Mike Segar | Reuters
  • So far, more than 15 million people in the U.S. have received both shots of a two-dose Covid vaccine, according to data from the Centers for Disease Control and Prevention.
  • Nearly 25 million additional people in the country have received their first vaccine shot.

The second dose of Covid-19 vaccine is crucial in creating longer and complete immunity as well as preventing variants of the virus, according to Dr. Paul Offit, director of the Vaccine Education Center at Children's Hospital of Philadelphia.

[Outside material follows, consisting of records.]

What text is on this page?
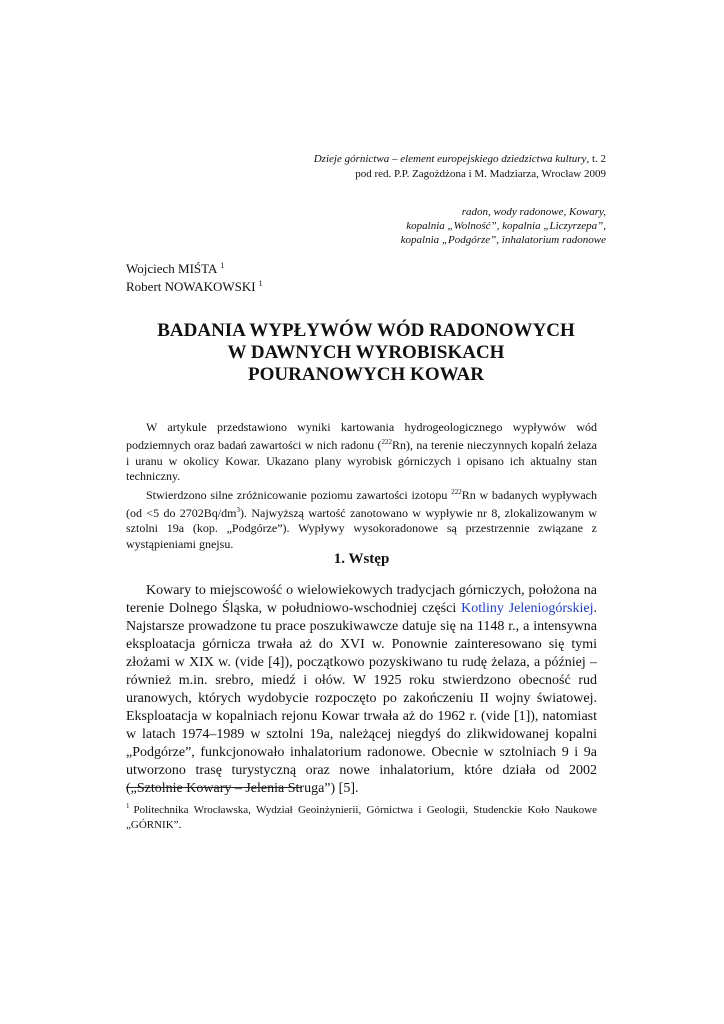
Dzieje górnictwa – element europejskiego dziedzictwa kultury, t. 2
pod red. P.P. Zagożdżona i M. Madziarza, Wrocław 2009
radon, wody radonowe, Kowary,
kopalnia „Wolność”, kopalnia „Liczyrzepa”,
kopalnia „Podgórze”, inhalatorium radonowe
Wojciech MIŚTA $^1$
Robert NOWAKOWSKI $^1$
BADANIA WYPŁYWÓW WÓD RADONOWYCH
W DAWNYCH WYROBISKACH
POURANOWYCH KOWAR

W artykule przedstawiono wyniki kartowania hydrogeologicznego wypływów wód podziemnych oraz badań zawartości w nich radonu ($^{222}$Rn), na terenie nieczynnych kopalń żelaza i uranu w okolicy Kowar. Ukazano plany wyrobisk górniczych i opisano ich aktualny stan techniczny.

Stwierdzono silne zróżnicowanie poziomu zawartości izotopu $^{222}$Rn w badanych wypływach (od <5 do $2702Bq/dm^3$). Najwyższą wartość zanotowano w wypływie nr 8, zlokalizowanym w sztolni 19a (kop. „Podgórze”). Wypływy wysokoradonowe są przestrzennie związane z wystąpieniami gnejsu.

1. Wstęp

Kowary to miejscowość o wielowiekowych tradycjach górniczych, położona na terenie Dolnego Śląska, w południowo-wschodniej części Kotliny Jeleniogórskiej. Najstarsze prowadzone tu prace poszukiwawcze datuje się na 1148 r., a intensywna eksploatacja górnicza trwała aż do XVI w. Ponownie zainteresowano się tymi złożami w XIX w. (vide [4]), początkowo pozyskiwano tu rudę żelaza, a później – również m.in. srebro, miedź i ołów. W 1925 roku stwierdzono obecność rud uranowych, których wydobycie rozpoczęto po zakończeniu II wojny światowej. Eksploatacja w kopalniach rejonu Kowar trwała aż do 1962 r. (vide [1]), natomiast w latach 1974–1989 w sztolni 19a, należącej niegdyś do zlikwidowanej kopalni „Podgórze”, funkcjonowało inhalatorium radonowe. Obecnie w sztolniach 9 i 9a utworzono trasę turystyczną oraz nowe inhalatorium, które działa od 2002 („Sztolnie Kowary – Jelenia Struga”) [5].

$^1$ Politechnika Wrocławska, Wydział Geoinżynierii, Górnictwa i Geologii, Studenckie Koło Naukowe „GÓRNIK”.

"We need to know that this is a two-dose vaccine, period," Offit told CNBC's "The News with Shepard Smith." "The second dose of either the Pfizer or Modern vaccine dramatically increases it and induces the kind of cells that suggest you'll have longer term memory, meaning the vaccine would last for a few years. I think if we have people who just get one dose of the vaccine, which will give you shorter and less complete immunity, that's only going to create variants."

His comments came after a recent study suggested that the second shot of the Pfizer vaccine could be delayed because the first one is highly protective, according to a letter published in the New England Journal of Medicine.

So far, more than 15 million people in the U.S. have received both shots of a two-dose Covid vaccine, according to data from the Centers for Disease Control and Prevention. Nearly 25 million additional people in the country have received their first vaccine shot.

Moderna said last month that it plans to test a booster shot of its Covid vaccine a year after the initial two-dose immunization.

"When you get a booster shot against this virus that's the most common virus circulating, that creates more cross-reactive antibodies ... you don't necessarily have to boost with a different vaccine if a variant gets to the point where it completely resists immunity, then we'll have to create the second generation vaccine," Offit said. "Right now it might mean a booster shot of the vaccines we've already made."